Kitabın yazarı Hüda Kaya: ``Başörtüsü direnişimizi, mücadelemizi kayıtsız şartsız hayatımızın her alanında özgürce yaşayabileceğimiz şartlar oluşuncaya kadar sonuçlandırmamızı diliyorum``
Yazar Hüda Kaya`nın kaleme aldığı ve başörtüsü sorunun dünü ve bugünü ile anlatıldığı ``Başörtüsüne Özgürlük Yolunda-Görülmüştür`` kitabı tanıtıldı. Düşün Yayınları etiketiyle 2 cilt halinde yayınlanan kitap 860 sayfadan oluşmaktadır. Fatih Belediyesinin Topkapı`daki sosyal tesislerinde düzenlenen tanıtım toplantısında konuşan Kaya, başörtüsü yasaklarının sadece 28 Şubat süreci ile değerlendirilen bir konu olmadığını söyledi. Kaya, kendisinin birebir yaşadığı spesifik bir olaydan, 28 Şubat süreci ve başörtüsü paralelinde yola çıkarak kitabın ortaya çıktığını belirterek, konuşmasını şöyle sürdürdü:
``Başörtüsü deyince sadece üniversiteleri hatırlıyoruz. Başörtüsü bizim hayatımızın her alanında bir duruş, bir direniş, bir kişilik gerektiren bir mevzu. Başörtüsü mücadelemiz, duruşumuz ve direnişimiz bizim adalet arayışımızın, hakkı savunuşumuzun sadece bir alanı. Bu eserde yer alan, bizim başörtüsü ile ilgili yaşadıklarımıza yönelik kaleme alınabilen sadece bir alan.``
Başörtüsünün adalet mücadelelerinin bir alanı olduğunu vurgulayan Kaya, ``İnandığı gibi herkes yaşasın ve giyinsin ve konuşabilsin. Başörtüsü ile ilgili 28 Şubat sürecine psikolojik, sosyal o atmosferi kısmen hissettirebileceğine inandığım bu kitap, henüz o dönemde yaşadıklarımızın ayrıntılarını ifade eden bir kitap değil. Bu çalışmam devam ediyor. Başörtüsü direnişimizi, mücadelemizi kayıtsız şartsız hayatımızın her alanında özgürce yaşayabileceğimiz şartlar oluşuncaya kadar sonuçlandırmamızı diliyorum`` şeklinde konuştu.

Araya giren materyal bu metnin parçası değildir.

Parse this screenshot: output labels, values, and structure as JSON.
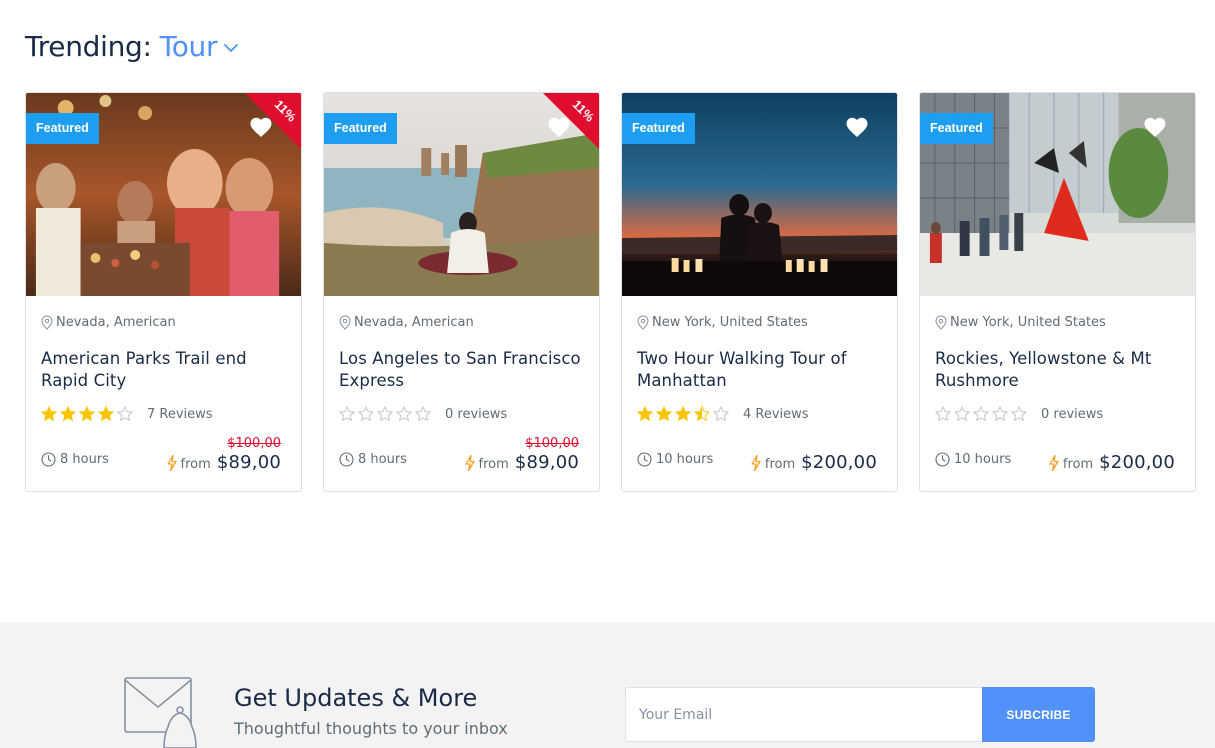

Kaya, başörtüsü bir hayatın, bir inancın yansıması olduğuna işaret ederek, ``Ben hayatın her alanında başörtümle kayıtsız şartsız var olabilmeliyim`` dedi.
Eski Genelkurmay Başkanı emekli orgeneral İlker Başbuğ`un tutuklanmasına da değinen Kaya, ``12 Eylül darbecileri, 28 Şubat sorumluları yargılansın diye kampanyalar var. Biz bunlara destek veriyoruz. Bugün bu sorgulamaların geldiği son noktada Başbuğ`un hapsedilmesinin sonucunda `tutuksuz yargılanmasının`` ifade edilebilmesi beni çok rencide etti. Bugün bu sözün söylenmesi diğerlerinin sorgulanmasına neden olabilecek kapıların kapatılmasına sebep oldu`` ifadelerini kullandı.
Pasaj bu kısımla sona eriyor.